The homelab had reached the stage where I no longer knew what was running. Containers started by hand months ago, half of them with the run command lost to shell history, port numbers I had to docker ps to remember. The day I rebooted the host and spent twenty minutes reconstructing what was meant to come back up, I admitted it had to become a file.
Everything now lives in one docker-compose.yml. Not because Compose is clever, it's deliberately not, but because the whole stack being declared in one place I can read, diff, and commit to git is worth more than any feature. The host can burn down and I can bring the entire house back with one command.

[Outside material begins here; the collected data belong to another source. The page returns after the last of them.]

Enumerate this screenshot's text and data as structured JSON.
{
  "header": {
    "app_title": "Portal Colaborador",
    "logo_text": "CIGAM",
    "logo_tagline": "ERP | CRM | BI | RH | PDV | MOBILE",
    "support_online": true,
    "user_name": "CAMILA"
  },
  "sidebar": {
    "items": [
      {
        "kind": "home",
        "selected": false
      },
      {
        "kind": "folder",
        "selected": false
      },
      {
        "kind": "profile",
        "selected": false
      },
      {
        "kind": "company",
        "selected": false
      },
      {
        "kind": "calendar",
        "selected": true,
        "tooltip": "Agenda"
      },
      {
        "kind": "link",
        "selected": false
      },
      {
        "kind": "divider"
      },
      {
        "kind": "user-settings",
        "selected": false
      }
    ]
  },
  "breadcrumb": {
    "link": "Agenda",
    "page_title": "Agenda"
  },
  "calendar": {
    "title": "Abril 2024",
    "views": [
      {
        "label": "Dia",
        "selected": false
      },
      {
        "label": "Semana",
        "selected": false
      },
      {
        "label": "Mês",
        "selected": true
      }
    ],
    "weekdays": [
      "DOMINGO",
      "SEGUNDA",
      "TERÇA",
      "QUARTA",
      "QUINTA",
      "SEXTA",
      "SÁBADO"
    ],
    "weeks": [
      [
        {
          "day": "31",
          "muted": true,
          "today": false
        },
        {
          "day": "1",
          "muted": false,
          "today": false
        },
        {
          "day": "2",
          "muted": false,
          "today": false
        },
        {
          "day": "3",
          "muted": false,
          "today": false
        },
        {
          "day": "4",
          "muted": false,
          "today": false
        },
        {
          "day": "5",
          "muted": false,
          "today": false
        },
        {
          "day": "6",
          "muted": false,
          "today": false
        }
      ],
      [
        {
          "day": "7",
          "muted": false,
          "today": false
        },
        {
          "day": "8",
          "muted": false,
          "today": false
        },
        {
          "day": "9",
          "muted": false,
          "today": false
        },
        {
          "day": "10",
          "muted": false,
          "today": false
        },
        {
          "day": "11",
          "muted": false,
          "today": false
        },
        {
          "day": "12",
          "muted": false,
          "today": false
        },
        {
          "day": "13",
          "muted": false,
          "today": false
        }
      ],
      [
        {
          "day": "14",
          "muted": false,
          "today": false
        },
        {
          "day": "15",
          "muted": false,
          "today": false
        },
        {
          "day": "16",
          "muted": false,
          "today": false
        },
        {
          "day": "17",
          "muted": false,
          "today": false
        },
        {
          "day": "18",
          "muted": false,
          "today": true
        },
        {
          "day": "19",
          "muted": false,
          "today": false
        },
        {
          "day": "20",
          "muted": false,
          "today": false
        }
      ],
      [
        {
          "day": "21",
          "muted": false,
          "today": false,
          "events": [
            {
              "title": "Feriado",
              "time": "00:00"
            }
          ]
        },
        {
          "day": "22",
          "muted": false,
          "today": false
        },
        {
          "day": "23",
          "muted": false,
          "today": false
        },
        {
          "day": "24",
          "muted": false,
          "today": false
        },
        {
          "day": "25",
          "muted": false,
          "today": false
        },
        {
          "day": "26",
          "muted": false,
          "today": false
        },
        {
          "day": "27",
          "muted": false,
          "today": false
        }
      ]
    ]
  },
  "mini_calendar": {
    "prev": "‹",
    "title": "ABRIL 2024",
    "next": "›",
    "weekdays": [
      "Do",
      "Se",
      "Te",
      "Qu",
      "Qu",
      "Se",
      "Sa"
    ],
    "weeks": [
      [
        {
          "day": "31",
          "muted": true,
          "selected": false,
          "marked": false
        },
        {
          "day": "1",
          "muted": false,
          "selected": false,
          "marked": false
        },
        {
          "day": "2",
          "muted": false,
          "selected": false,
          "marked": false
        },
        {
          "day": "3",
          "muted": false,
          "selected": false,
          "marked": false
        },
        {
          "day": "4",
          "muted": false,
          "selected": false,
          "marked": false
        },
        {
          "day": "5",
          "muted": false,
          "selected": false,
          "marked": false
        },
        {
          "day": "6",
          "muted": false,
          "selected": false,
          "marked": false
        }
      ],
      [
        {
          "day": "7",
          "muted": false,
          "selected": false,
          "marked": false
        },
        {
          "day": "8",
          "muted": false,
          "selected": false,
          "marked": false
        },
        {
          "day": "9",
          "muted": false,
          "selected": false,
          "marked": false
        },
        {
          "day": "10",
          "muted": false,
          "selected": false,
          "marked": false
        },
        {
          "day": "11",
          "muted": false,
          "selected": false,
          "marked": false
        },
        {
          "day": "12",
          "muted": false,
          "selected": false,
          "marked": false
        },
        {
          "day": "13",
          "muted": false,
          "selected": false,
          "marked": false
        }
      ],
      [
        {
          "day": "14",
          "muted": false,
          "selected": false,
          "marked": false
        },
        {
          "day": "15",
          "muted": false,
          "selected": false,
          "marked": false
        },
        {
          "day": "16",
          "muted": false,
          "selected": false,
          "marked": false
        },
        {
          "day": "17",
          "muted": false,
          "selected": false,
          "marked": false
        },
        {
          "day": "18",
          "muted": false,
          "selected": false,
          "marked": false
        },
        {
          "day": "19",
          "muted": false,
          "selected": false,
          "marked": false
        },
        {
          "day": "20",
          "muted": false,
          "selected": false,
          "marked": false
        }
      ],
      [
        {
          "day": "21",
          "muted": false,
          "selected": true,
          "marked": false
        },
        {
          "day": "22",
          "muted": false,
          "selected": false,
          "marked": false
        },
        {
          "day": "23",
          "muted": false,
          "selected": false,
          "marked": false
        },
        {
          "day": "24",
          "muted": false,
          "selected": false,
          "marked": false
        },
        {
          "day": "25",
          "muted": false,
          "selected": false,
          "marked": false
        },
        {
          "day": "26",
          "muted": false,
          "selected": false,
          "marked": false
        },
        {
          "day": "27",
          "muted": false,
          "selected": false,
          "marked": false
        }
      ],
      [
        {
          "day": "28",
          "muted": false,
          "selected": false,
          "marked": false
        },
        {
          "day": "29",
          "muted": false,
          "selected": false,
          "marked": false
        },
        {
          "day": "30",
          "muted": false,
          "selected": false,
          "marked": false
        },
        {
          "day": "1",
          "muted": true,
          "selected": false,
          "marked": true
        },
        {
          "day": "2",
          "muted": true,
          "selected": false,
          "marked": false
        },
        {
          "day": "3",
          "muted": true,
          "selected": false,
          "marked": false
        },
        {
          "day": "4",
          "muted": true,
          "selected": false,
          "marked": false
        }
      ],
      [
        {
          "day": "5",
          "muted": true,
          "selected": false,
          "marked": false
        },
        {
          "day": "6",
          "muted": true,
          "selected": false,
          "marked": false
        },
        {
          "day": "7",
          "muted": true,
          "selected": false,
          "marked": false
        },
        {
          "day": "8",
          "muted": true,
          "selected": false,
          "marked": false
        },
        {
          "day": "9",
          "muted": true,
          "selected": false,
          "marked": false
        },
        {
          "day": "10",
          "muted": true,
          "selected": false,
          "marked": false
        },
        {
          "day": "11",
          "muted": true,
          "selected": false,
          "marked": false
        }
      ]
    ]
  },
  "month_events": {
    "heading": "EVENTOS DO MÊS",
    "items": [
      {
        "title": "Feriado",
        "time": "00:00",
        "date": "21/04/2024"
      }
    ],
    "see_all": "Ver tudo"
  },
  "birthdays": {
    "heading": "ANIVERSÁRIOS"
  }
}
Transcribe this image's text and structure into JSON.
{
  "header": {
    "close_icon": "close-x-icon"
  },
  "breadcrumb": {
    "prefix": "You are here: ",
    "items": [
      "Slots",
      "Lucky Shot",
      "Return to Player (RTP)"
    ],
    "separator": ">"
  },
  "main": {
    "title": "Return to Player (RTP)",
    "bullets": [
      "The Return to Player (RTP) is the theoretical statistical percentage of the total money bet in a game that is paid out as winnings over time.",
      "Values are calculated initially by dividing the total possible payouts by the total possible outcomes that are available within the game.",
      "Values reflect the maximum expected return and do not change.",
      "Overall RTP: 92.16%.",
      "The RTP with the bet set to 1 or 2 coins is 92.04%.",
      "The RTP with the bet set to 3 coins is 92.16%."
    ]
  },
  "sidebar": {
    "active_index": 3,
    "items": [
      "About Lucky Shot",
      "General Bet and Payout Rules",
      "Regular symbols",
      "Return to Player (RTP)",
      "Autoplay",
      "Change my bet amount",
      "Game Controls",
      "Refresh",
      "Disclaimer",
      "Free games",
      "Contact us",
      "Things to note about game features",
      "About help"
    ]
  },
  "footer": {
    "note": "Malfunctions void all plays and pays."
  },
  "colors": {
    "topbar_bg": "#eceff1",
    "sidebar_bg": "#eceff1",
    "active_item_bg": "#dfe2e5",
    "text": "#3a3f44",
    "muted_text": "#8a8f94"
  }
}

The pattern that made it click was putting a reverse proxy in front of everything and giving the services a shared network. Traefik watches the Docker socket and configures itself from labels on each container, so adding a new service is a few lines, no editing a central config, no remembering which port was free.
version: "3.7"
services:
traefik:
image: traefik:v2.0
command:
- --providers.docker=true
- --providers.docker.exposedbydefault=false
- --entrypoints.web.address=:80
ports:
- "80:80"
volumes:
- /var/run/docker.sock:/var/run/docker.sock:ro
networks:
- web
grafana:
image: grafana/grafana
restart: unless-stopped
volumes:
- grafana-data:/var/lib/grafana
labels:
- traefik.enable=true
- traefik.http.routers.grafana.rule=Host(`grafana.house`)
networks:
- web
networks:
web:
volumes:
grafana-data:
A few things I learned the boring way. Name your volumes and never bind-mount data into a path you might docker-compose down -v by accident, because that flag deletes volumes and it does not ask twice. Set restart: unless-stopped on everything you want surviving a reboot, but not always, or a container in a crash loop will fight you. And pin image tags. latest is a promise that something will silently change underneath you on a Tuesday, and you will spend the evening working out which thing.
The real win isn't any one service, it's that the config is now reviewable. When I add Pi-hole or swap a database image, it's a commit with a diff I can read before applying. The homelab stopped being a pile of pets I tended by hand and became a thing I could describe in a file, which means future me can understand it without archaeology. That, more than uptime, is what self-hosting at home should buy you.